Anthropic admits that Claude has its limitations, though — several of which came to light during the closed beta. Claude is reportedly worse at math and a poorer programmer than ChatGPT. And it hallucinates, inventing a name for a chemical that doesn’t exist, for example, and providing dubious instructions for producing weapons-grade uranium.
It’s also possible to get around Claude’s built-in safety features via clever prompting, as is the case with ChatGPT. One user in the beta was able to get Claude to describe how to make meth at home.
“The challenge is making models that both never hallucinate but are still useful — you can get into a tough situation where the model figures a good way to never lie is to never say anything at all, so there’s a tradeoff there that we’re working on,” the Anthropic spokesperson said. “We’ve also made progress on reducing hallucinations, but there is more to do.”
Anthropic’s other plans include letting developers customize Claude’s constitutional principles to their own needs. Customer acquisition is another focus, unsurprisingly — Anthropic sees its core users as “startups making bold technological bets” in addition to “larger, more established enterprises.”
“We’re not pursuing a broad direct to consumer approach at this time,” the Anthropic spokesperson continued. “We think this more narrow focus will help us deliver a superior, targeted product.”

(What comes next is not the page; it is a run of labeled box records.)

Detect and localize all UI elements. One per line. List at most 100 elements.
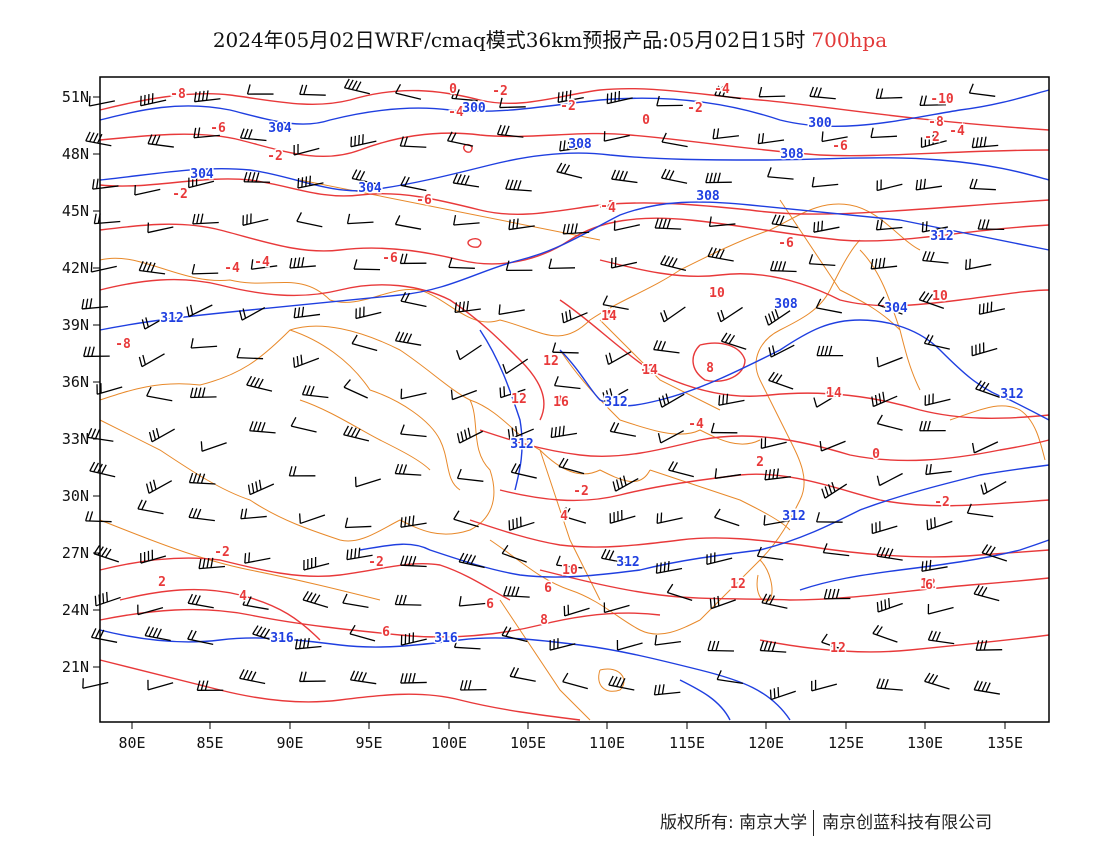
temp-contour-16: [119, 588, 321, 641]
temperature-contour-label: 4: [826, 385, 834, 400]
wind-barb: [658, 393, 685, 408]
wind-barb: [192, 213, 219, 225]
temp-contour-9: [499, 473, 1050, 507]
wind-barb: [919, 95, 947, 107]
axis-layer: 80E 85E 90E 95E 100E 105E 110E 115E 120E 125E 130E…: [62, 88, 1023, 752]
temperature-contour-label: -2: [214, 545, 230, 560]
india-line: [99, 519, 381, 601]
interior-line-3: [539, 449, 601, 601]
wind-barb: [771, 214, 798, 229]
wind-barb: [816, 512, 843, 523]
temperature-contour-label: -4: [224, 261, 240, 276]
lon-tick-label: 90E: [276, 734, 303, 752]
height-contour-label: 304: [268, 121, 292, 136]
temperature-contour-label: -4: [949, 124, 965, 139]
wind-barb: [562, 223, 590, 235]
wind-barb: [870, 127, 898, 139]
wind-barb: [558, 457, 585, 475]
wind-barb: [654, 218, 682, 230]
temperature-contour-label: -2: [560, 99, 576, 114]
wind-barb: [714, 508, 740, 527]
wind-barb: [342, 593, 369, 609]
wind-barb: [809, 86, 836, 100]
wind-barb: [608, 675, 635, 691]
wind-barb: [196, 680, 224, 691]
lat-tick-label: 42N: [62, 259, 89, 277]
temperature-contour-label: -2: [512, 393, 528, 408]
temperature-contour-label: 4: [608, 201, 616, 216]
wind-barb: [561, 309, 588, 324]
height-contour-label: 304: [884, 301, 908, 316]
temperature-contour-label: 10: [709, 286, 725, 301]
temperature-contour-label: -6: [778, 236, 794, 251]
lat-tick-label: 48N: [62, 145, 89, 163]
wind-barb: [298, 513, 326, 525]
wind-barb: [448, 257, 475, 269]
temperature-contour-label: -8: [170, 87, 186, 102]
temp-contour-12: [539, 569, 1050, 601]
wind-barb: [918, 291, 945, 310]
temp-closed-3: [467, 238, 482, 248]
temp-contour-14: [759, 634, 1050, 653]
wind-barb: [400, 291, 427, 308]
wind-barb: [292, 354, 320, 369]
wind-barb: [602, 295, 629, 310]
wind-barb: [975, 380, 1001, 399]
wind-barb: [453, 510, 479, 528]
wind-barb: [764, 308, 791, 326]
copyright-right: 南京创蓝科技有限公司: [822, 813, 993, 833]
wind-barb: [716, 670, 744, 685]
temp-contour-3: [99, 178, 1050, 215]
wind-barb: [600, 548, 628, 564]
wind-barb: [394, 594, 422, 606]
south-border: [489, 539, 701, 635]
temperature-contour-label: -8: [928, 115, 944, 130]
wind-barb: [350, 134, 377, 148]
wind-barb: [971, 441, 999, 454]
wind-barb: [188, 472, 216, 485]
wind-barb: [247, 479, 275, 496]
wind-barb: [510, 463, 537, 479]
wind-barb: [707, 640, 734, 652]
wind-barb: [709, 595, 736, 610]
wind-barb: [660, 255, 687, 272]
wind-barb: [138, 260, 166, 275]
temperature-contour-label: -2: [573, 484, 589, 499]
wind-barb: [769, 687, 796, 701]
wind-barb: [349, 624, 376, 642]
wind-barb: [808, 254, 836, 266]
wind-barb: [246, 84, 274, 95]
wind-barb: [603, 602, 630, 614]
height-contour-label: 300: [462, 101, 486, 116]
wind-barb: [299, 671, 326, 683]
wind-barb: [400, 515, 427, 528]
wind-barb: [811, 176, 839, 188]
wind-barb: [296, 212, 323, 228]
wind-barb: [653, 684, 681, 696]
wind-barb: [705, 172, 732, 184]
height-contour-label: 308: [780, 147, 804, 162]
lon-tick-label: 115E: [669, 734, 705, 752]
wind-barb: [138, 353, 165, 368]
temperature-contour-label: -2: [267, 149, 283, 164]
temp-contour-15: [99, 659, 581, 721]
wind-barb: [553, 376, 581, 390]
height-contour-label: 312: [160, 311, 183, 326]
height-contour-312b: [359, 464, 1050, 578]
interior-line-2: [649, 469, 791, 531]
wind-barb: [668, 461, 694, 478]
wind-barb: [605, 351, 632, 365]
wind-barb: [768, 344, 795, 358]
temperature-contour-label: 4: [239, 589, 247, 604]
wind-barb: [555, 555, 583, 569]
wind-barb: [661, 132, 688, 148]
lon-tick-label: 95E: [355, 734, 382, 752]
wind-barb: [242, 213, 269, 226]
lon-tick-label: 80E: [118, 734, 145, 752]
temperature-contour-label: 0: [449, 82, 457, 97]
copyright-footer: 版权所有: 南京大学 南京创蓝科技有限公司: [660, 808, 992, 836]
wind-barb: [966, 503, 994, 518]
lat-tick-label: 27N: [62, 544, 89, 562]
wind-barb: [148, 428, 175, 443]
wind-barb: [346, 213, 374, 225]
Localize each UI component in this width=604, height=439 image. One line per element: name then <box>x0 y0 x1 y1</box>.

No doubt, Anthropic is feeling some sort of pressure from investors to recoup the hundreds of millions of dollars that’ve been put toward its AI tech. The company has substantial outside backing, including a $580 million tranche from a group of investors including disgraced FTX founder Sam Bankman-Fried, Caroline Ellison, Jim McClave, Nishad Singh, Jaan Tallinn and the Center for Emerging Risk Research.
Most recently, Google pledged $300 million in Anthropic for a 10% stake in the startup. Under the terms of the deal, which was first reported by the Financial Times, Anthropic agreed to make Google Cloud its “preferred cloud provider” with the companies “co-develop[ing] AI computing systems.”